Old Buildings and Wildlife

Originally published in the Spring 2004 issue of the Iowa Barn Foundation Magazine.
Written by Steve Lekwa Director, Story County Conservation Board.

The roof may have holes in it, and the once straight ridge line may now sag with age. Only hints of color may show that graying old boards once felt the stroke of a paint brush. It's probably been decades since the last cow looked out the door at what was then a barn yard that was an integral part of a working family farm. It would be wrong to think that old farm buildings no longer serve animal needs, though.

In fact, old farm buildings still are occupied by a host of wild birds and animals, some that were welcomed when the buildings were new, some that were probably there all along, but unnoticed, and some that would not have been such welcomed guests when the farmer had to be in and out of the building several times each day.

Common pigeons were once year-round residents at every diverse farm operation, taking up their station in hay lofts among the rafters, and announcing anyone's arrival in the loft with that unique slap, slap, slapping of their wings as they exited through the open loft door. Their fat young, known as squabs, sometimes graced farm tables as a seasonal delicacy. They like to stay high, though, and their numbers have declined along with the barns and corn cribs tall enough to attract them.

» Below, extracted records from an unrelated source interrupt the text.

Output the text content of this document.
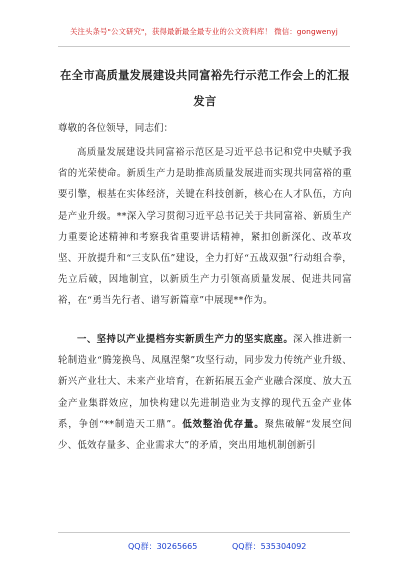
关注头条号"公文研究"，获得最新最全最专业的公文资料库！ 微信：gongwenyj
在全市高质量发展建设共同富裕先行示范工作会上的汇报
发言
尊敬的各位领导，同志们：
高质量发展建设共同富裕示范区是习近平总书记和党中央赋予我省的光荣使命。新质生产力是助推高质量发展进而实现共同富裕的重要引擎，根基在实体经济，关键在科技创新，核心在人才队伍，方向是产业升级。**深入学习贯彻习近平总书记关于共同富裕、新质生产力重要论述精神和考察我省重要讲话精神，紧扣创新深化、改革攻坚、开放提升和“三支队伍”建设，全力打好“五战双强”行动组合拳，先立后破，因地制宜，以新质生产力引领高质量发展、促进共同富裕，在“勇当先行者、谱写新篇章”中展现**作为。
一、坚持以产业提档夯实新质生产力的坚实底座。深入推进新一轮制造业“腾笼换鸟、凤凰涅槃”攻坚行动，同步发力传统产业升级、新兴产业壮大、未来产业培育，在新拓展五金产业融合深度、放大五金产业集群效应，加快构建以先进制造业为支撑的现代五金产业体系，争创“**制造天工鼎”。低效整治优存量。聚焦破解“发展空间少、低效存量多、企业需求大”的矛盾，突出用地机制创新引
QQ群：30265665	QQ群：535304092
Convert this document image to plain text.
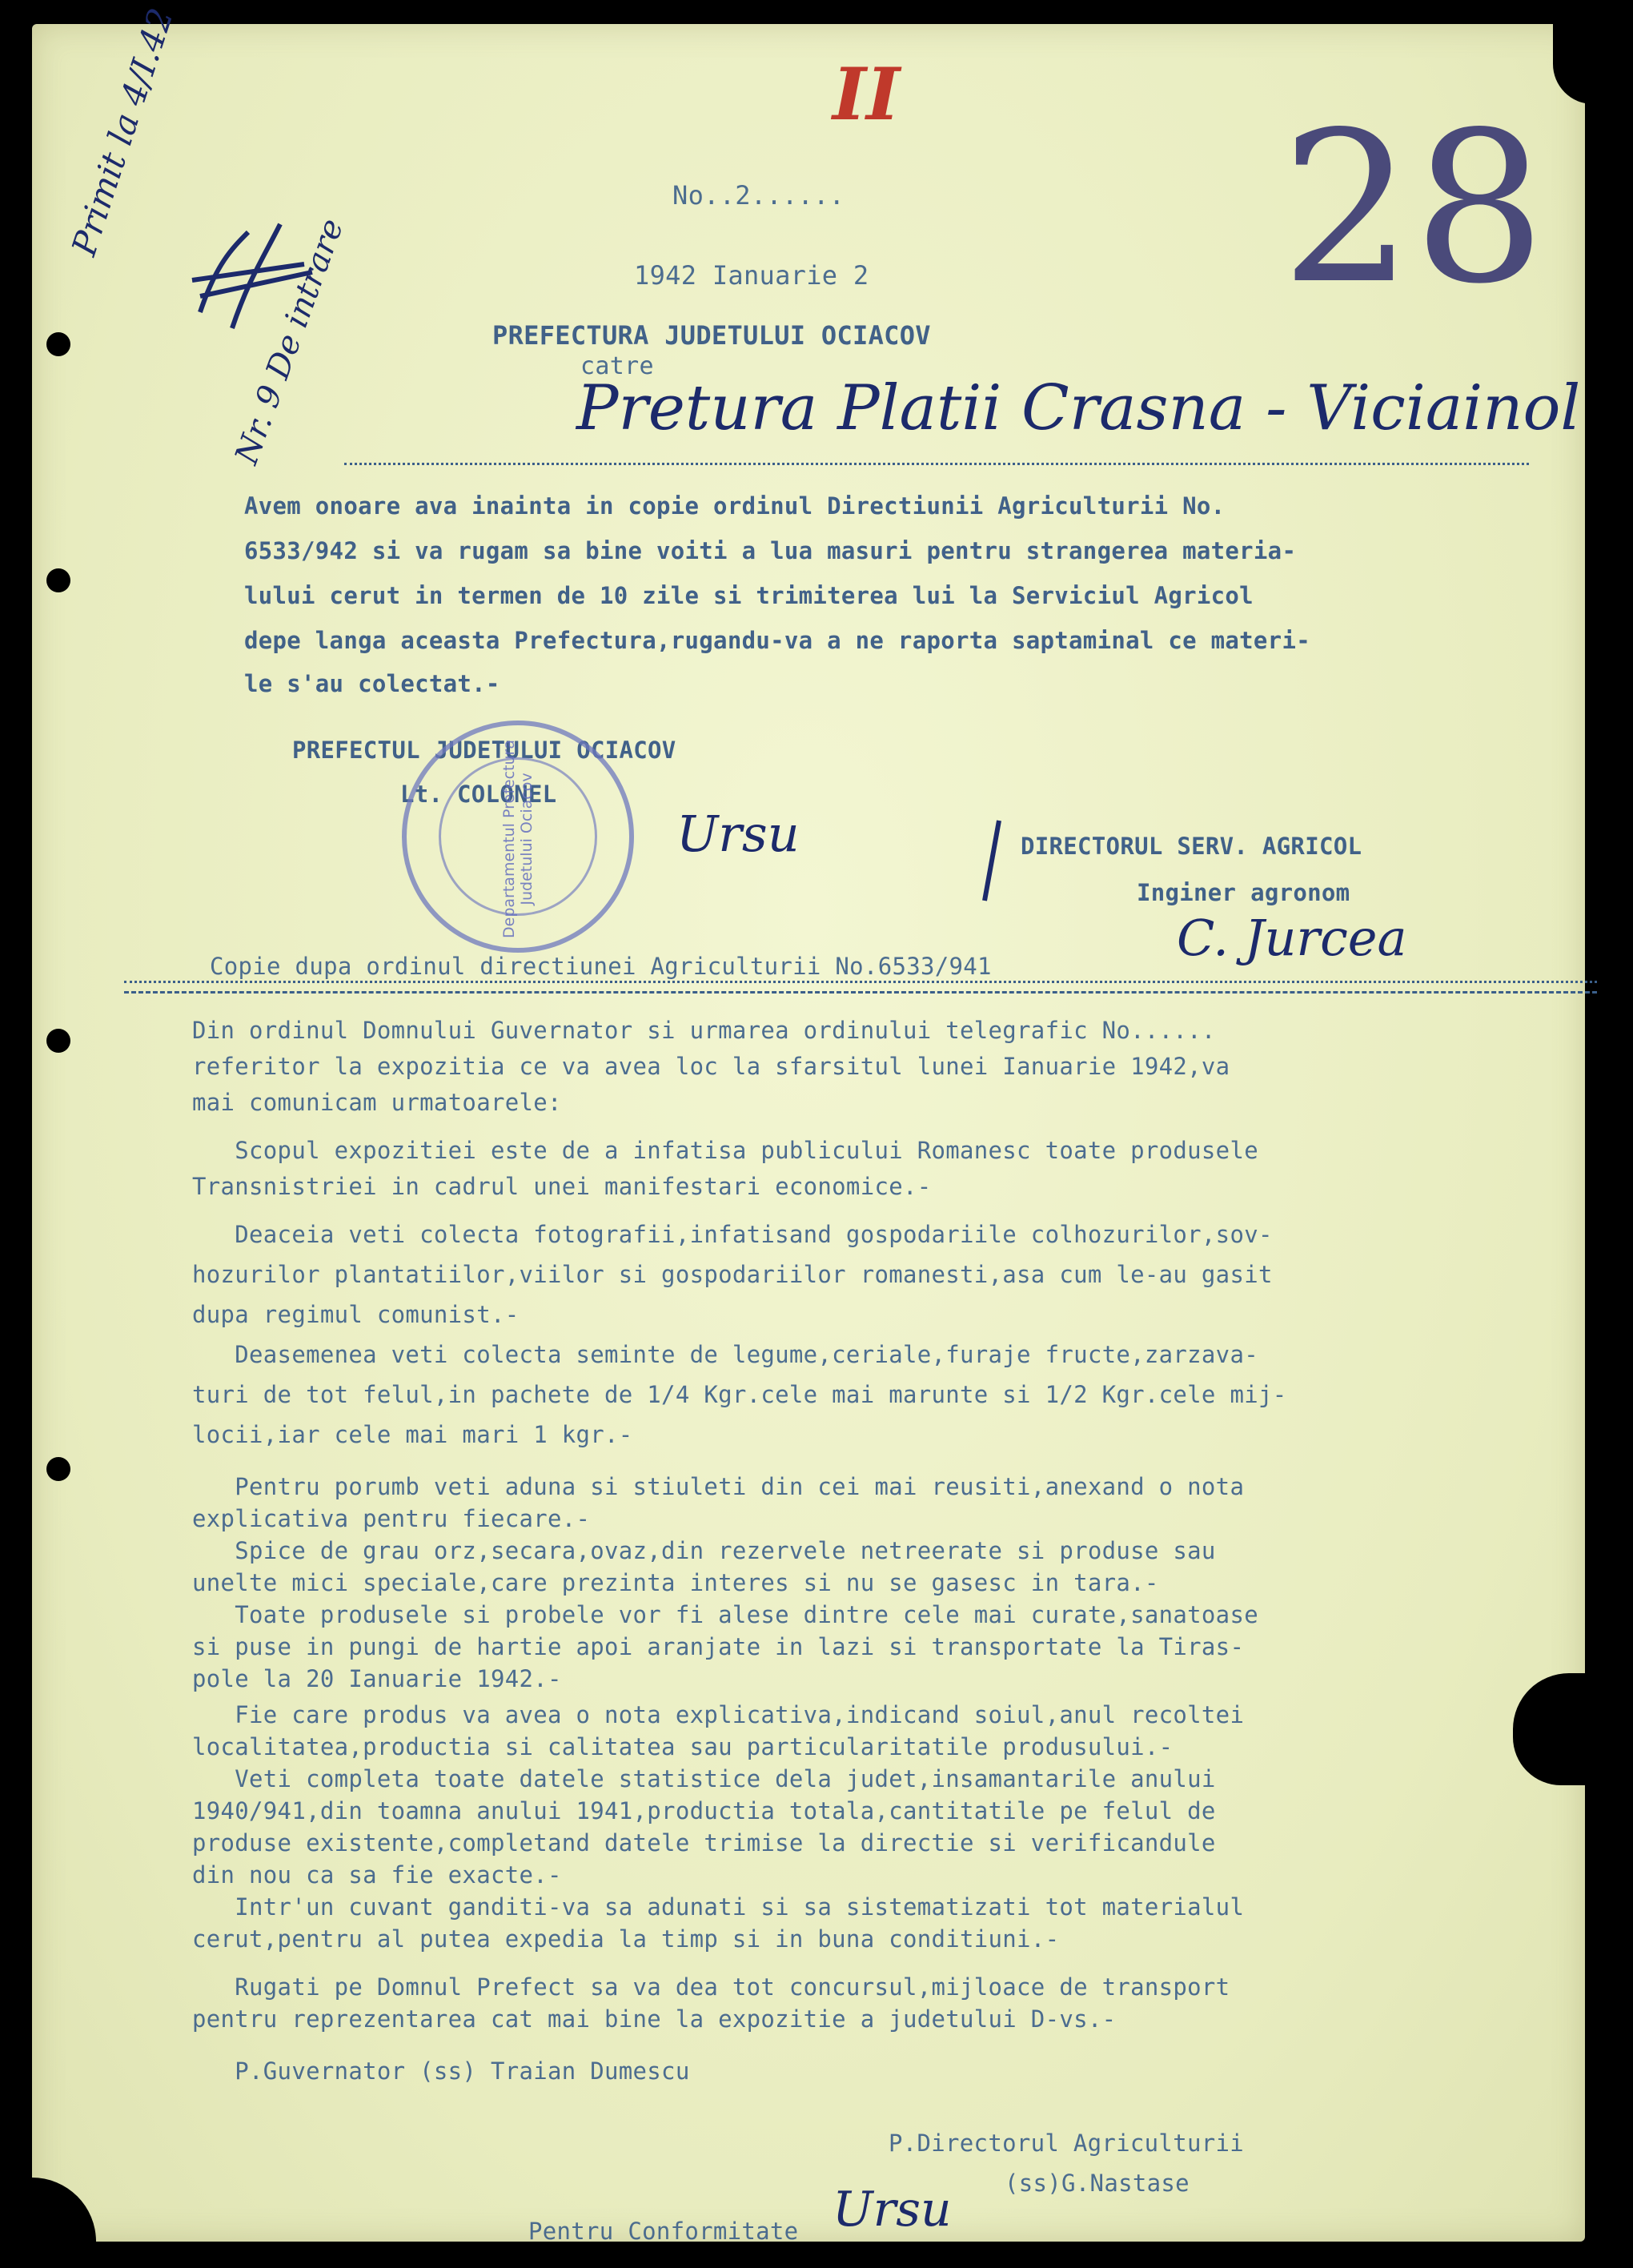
II 28
Primit la 4/I.42
Nr. 9 De intrare
No..2......
1942 Ianuarie 2
PREFECTURA JUDETULUI OCIACOV
catre
Pretura Platii Crasna - Viciainol
Avem onoare ava inainta in copie ordinul Directiunii Agriculturii No.
6533/942 si va rugam sa bine voiti a lua masuri pentru strangerea materia-
lului cerut in termen de 10 zile si trimiterea lui la Serviciul Agricol
depe langa aceasta Prefectura,rugandu-va a ne raporta saptaminal ce materi-
le s'au colectat.-
PREFECTUL JUDETULUI OCIACOV
Lt. COLONEL
Departamentul Prefectura Judetului Ociacov	Ursu	DIRECTORUL SERV. AGRICOL
Inginer agronom
C. Jurcea
Copie dupa ordinul directiunei Agriculturii No.6533/941
Din ordinul Domnului Guvernator si urmarea ordinului telegrafic No......
referitor la expozitia ce va avea loc la sfarsitul lunei Ianuarie 1942,va
mai comunicam urmatoarele:
Scopul expozitiei este de a infatisa publicului Romanesc toate produsele
Transnistriei in cadrul unei manifestari economice.-
Deaceia veti colecta fotografii,infatisand gospodariile colhozurilor,sov-
hozurilor plantatiilor,viilor si gospodariilor romanesti,asa cum le-au gasit
dupa regimul comunist.-
Deasemenea veti colecta seminte de legume,ceriale,furaje fructe,zarzava-
turi de tot felul,in pachete de 1/4 Kgr.cele mai marunte si 1/2 Kgr.cele mij-
locii,iar cele mai mari 1 kgr.-
Pentru porumb veti aduna si stiuleti din cei mai reusiti,anexand o nota
explicativa pentru fiecare.-
Spice de grau orz,secara,ovaz,din rezervele netreerate si produse sau
unelte mici speciale,care prezinta interes si nu se gasesc in tara.-
Toate produsele si probele vor fi alese dintre cele mai curate,sanatoase
si puse in pungi de hartie apoi aranjate in lazi si transportate la Tiras-
pole la 20 Ianuarie 1942.-
Fie care produs va avea o nota explicativa,indicand soiul,anul recoltei
localitatea,productia si calitatea sau particularitatile produsului.-
Veti completa toate datele statistice dela judet,insamantarile anului
1940/941,din toamna anului 1941,productia totala,cantitatile pe felul de
produse existente,completand datele trimise la directie si verificandule
din nou ca sa fie exacte.-
Intr'un cuvant ganditi-va sa adunati si sa sistematizati tot materialul
cerut,pentru al putea expedia la timp si in buna conditiuni.-
Rugati pe Domnul Prefect sa va dea tot concursul,mijloace de transport
pentru reprezentarea cat mai bine la expozitie a judetului D-vs.-
P.Guvernator (ss) Traian Dumescu
P.Directorul Agriculturii
(ss)G.Nastase
Pentru Conformitate Ursu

Any large building with open windows or doors might still provide a home to a colony of those sparkling aerial acrobats that take their favorite buildings as part of their name, the barn swallows. Their cheerful chatter and nests made of barnyard mud tucked along rafters up under ceilings were as sure a sign that spring had come as any on the farm. Where will they go when the last old barn is gone?

Old barns near woods and streams might still attract the attention of another insect eating bird, the eastern phoebe. Phoebes prefer lower levels of a building, especially a basement level common on barns built into hillsides for their mud and moss nests. Conditions there mimic the cool, damp cave entrances they once used as homes before barns and country bridges offered them new opportunities.

Never welcomed, but present where ever humans build, mice and rats still find farm buildings new and old to their liking. Most native owls willingly enter open old buildings in search of prey, and often perch in lofts where they leave their calling cards, pellets of compressed fur and bone which they cough up after a mouse meal. This includes the barn owl, now endangered over much of its range as old buildings and nearby pastures where they nested and hunted has disappeared. A badger may burrow after rodents under barn foundations. Raccoons and opossums still love old buildings whether they can find food there or not. Skunks and wood chucks also seem to like digging dens under old foundations.

Several species of bats readily make use of crevasses between rafters high up in old farm buildings where they quietly await evenings of insect hunting. Many species of these mostly beneficial mammals are also in decline across America, due, at least in part, to the loss of old farm building habitat.

The farm animals and stored crops they were built for may be long gone, but old farm buildings are still attractive homes to a host of wild creatures who will miss them as, year by year, more of them crumble and disappear from our rural landscape.